The night sky does more permanent ministry to the homesick, and of all the bright ministers the moon is the most effectual. It is the great reflector of lights; there it comes, swinging up its old path in the sky, and the fires of home are mirrored on its disk. You who read have spread your hands, in your hour of homesickness, to those phantom fires—and other hands are always spread. Some of us were sitting on our heels about a little flame in a new clearing; all of us were alien in that clearing; one of us was white. And the black woman said to the white woman when the moonlight fell upon all those women faces,—

'The moon looks upon the villages and upon the home village. We black people, when we sit in the towns of strangers and the moon shines, we say, "Now by the light of this same moon the people at home dance to the drums!" However far we walk, we look upon the moon and we remember our friends at home.'

Upon another moonlight night, sitting in a forest camp with young black girls for companions, these sang for me a little set of songs—the songs, they told me, of the moon:—

'Ah, moné zip, alu a danéya! Ah moné zip'[B]

[B] 'Ah, little gazelle, the night has deepened! Ah, little gazelle!'

This little refrain they sang, clapping their hands ever so lightly, and the meaning of the singing was a warning.

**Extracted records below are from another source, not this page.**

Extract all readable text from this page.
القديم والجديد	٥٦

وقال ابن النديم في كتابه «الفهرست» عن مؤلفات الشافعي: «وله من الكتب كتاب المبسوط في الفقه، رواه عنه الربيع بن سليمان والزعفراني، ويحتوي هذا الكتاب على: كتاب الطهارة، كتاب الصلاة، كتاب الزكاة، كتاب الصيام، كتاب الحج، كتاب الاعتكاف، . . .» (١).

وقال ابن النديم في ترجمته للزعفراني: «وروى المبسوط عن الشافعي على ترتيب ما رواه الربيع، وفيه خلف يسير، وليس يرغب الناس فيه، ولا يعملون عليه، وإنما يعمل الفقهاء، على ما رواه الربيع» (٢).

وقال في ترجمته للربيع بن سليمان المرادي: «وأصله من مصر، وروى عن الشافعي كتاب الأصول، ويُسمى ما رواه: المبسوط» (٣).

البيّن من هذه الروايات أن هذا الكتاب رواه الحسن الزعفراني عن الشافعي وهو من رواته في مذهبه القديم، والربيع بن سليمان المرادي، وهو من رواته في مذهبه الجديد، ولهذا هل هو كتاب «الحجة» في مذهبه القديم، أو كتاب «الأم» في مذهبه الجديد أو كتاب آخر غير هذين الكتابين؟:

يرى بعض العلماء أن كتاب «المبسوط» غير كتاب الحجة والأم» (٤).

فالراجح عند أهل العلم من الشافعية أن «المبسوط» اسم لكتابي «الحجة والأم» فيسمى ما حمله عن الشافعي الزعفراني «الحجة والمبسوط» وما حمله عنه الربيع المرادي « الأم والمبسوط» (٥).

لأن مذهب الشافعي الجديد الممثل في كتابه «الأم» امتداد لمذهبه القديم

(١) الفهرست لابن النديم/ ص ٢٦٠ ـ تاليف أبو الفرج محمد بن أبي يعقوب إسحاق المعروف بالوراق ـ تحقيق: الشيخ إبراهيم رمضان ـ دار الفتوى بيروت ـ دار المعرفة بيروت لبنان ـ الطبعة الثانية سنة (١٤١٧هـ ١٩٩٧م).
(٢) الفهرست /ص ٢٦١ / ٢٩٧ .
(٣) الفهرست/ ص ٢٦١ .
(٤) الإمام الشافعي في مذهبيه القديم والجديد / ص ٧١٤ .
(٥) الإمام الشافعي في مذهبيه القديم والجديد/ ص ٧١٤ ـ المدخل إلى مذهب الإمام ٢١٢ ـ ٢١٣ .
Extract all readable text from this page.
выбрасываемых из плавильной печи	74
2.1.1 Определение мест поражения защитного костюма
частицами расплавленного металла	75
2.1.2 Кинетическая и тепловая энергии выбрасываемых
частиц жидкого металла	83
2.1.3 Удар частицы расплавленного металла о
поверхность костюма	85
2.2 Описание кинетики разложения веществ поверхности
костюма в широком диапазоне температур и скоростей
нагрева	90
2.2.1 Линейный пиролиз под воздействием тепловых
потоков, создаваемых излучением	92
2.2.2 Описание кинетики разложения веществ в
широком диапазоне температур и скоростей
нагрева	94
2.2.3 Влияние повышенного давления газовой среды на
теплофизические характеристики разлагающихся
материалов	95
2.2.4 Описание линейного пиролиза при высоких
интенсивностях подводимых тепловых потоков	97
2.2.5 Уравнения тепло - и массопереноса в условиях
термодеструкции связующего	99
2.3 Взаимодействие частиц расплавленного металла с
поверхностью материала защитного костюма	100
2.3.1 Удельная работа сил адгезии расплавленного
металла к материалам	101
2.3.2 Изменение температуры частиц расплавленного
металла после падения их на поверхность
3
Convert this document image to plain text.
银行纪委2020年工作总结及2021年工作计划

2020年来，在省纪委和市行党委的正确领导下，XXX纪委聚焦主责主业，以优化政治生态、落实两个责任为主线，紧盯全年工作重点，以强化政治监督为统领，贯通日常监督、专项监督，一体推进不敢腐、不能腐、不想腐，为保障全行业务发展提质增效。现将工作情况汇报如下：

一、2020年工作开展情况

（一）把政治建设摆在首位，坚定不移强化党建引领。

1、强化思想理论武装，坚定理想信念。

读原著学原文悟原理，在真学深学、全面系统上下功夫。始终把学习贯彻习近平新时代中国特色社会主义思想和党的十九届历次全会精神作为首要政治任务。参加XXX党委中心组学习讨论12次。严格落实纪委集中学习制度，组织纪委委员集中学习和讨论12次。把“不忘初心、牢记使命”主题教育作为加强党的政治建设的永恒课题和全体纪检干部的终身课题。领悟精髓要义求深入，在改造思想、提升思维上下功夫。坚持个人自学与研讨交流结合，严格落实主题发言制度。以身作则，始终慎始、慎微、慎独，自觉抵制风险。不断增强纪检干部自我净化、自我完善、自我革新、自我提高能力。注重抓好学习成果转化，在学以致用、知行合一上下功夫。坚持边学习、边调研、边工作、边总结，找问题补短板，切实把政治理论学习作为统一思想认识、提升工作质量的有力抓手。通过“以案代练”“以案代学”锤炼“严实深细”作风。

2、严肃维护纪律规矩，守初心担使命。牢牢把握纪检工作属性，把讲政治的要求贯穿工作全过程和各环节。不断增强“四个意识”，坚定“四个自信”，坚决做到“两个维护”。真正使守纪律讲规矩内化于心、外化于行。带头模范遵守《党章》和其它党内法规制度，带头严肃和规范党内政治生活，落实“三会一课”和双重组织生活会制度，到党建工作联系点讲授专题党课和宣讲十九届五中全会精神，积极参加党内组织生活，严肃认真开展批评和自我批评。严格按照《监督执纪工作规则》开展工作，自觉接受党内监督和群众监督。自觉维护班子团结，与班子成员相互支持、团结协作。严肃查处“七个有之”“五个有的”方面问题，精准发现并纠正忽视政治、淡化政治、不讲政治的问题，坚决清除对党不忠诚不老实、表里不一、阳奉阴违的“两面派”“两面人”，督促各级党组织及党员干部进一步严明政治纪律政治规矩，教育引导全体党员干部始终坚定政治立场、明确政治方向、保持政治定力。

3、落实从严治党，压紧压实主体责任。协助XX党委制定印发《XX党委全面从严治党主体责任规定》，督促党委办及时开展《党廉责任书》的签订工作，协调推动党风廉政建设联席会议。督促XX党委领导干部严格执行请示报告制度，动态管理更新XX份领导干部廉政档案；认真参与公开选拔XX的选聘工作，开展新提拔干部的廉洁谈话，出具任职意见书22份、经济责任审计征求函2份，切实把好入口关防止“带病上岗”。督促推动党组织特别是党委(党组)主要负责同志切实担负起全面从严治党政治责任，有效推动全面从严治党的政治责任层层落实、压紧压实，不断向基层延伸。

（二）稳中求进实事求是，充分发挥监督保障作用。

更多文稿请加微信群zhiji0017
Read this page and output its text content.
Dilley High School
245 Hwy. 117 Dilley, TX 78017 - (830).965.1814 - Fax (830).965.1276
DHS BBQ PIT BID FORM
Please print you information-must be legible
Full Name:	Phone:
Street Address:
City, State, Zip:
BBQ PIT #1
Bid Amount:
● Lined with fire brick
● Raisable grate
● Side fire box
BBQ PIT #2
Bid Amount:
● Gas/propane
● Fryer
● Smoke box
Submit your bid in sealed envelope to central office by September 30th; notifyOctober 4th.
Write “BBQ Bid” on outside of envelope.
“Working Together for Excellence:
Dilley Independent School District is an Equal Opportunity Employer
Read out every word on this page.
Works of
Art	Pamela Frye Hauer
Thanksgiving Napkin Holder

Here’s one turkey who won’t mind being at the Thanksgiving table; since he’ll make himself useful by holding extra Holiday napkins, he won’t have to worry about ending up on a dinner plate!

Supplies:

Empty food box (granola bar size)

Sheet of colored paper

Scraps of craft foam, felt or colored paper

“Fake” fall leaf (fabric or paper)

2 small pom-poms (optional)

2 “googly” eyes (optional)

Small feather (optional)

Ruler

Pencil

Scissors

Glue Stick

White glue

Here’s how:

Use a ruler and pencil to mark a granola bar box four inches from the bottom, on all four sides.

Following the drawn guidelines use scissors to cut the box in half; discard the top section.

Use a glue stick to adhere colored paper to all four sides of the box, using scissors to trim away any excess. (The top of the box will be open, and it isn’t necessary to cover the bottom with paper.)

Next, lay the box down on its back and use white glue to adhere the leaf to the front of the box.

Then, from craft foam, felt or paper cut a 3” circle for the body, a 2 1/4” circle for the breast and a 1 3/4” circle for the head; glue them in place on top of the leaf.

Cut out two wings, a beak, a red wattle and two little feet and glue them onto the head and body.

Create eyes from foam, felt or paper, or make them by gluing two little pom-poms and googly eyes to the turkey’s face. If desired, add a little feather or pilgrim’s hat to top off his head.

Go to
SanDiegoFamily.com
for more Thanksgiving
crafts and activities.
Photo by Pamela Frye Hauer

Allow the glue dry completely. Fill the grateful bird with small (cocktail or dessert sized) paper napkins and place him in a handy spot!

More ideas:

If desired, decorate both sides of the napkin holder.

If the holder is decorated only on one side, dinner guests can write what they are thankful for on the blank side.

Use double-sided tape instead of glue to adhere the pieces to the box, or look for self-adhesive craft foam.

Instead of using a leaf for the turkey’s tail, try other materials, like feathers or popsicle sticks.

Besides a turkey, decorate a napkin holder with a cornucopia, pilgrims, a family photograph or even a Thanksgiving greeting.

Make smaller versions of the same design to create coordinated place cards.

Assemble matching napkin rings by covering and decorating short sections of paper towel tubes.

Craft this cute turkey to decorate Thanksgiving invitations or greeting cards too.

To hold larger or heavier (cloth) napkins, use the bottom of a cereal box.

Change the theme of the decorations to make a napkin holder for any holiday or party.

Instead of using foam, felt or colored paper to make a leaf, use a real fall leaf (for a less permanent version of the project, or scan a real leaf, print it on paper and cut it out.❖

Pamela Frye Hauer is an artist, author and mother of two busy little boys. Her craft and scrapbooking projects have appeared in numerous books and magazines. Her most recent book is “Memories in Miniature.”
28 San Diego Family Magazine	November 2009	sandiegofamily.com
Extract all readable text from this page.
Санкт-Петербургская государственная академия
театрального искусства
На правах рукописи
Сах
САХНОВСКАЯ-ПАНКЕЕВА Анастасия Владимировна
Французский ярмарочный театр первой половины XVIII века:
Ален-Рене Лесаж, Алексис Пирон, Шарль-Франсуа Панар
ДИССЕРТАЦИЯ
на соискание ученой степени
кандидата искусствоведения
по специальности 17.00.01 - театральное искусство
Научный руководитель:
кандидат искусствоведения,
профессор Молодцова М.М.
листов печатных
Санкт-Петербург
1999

It was a song of the moon, a song for wanderers. And the moon on that remembered night, dragging its net of broken silver cords in among the trees of the forest, caught everywhere the wandering hearts and drew them back on the little rough trails to the home fires. Every night that is a moonlight night there is the casting of that silver net upon far rivers and forests deeper than rivers—wherever aliens make a bed of leaves or sleep on a canvas cot.

On such a night, and caught in such a net, I have met the postman. Yes, on just such a night, when the world appeared as it hangs in space, a crystal globe, and when so observed from a little clearing in an African forest, it was seen to be charted for voyagers, and all its little paths ran readily about the globe to that gilt side which is home. On such a night, and upon such a path, I met the postman.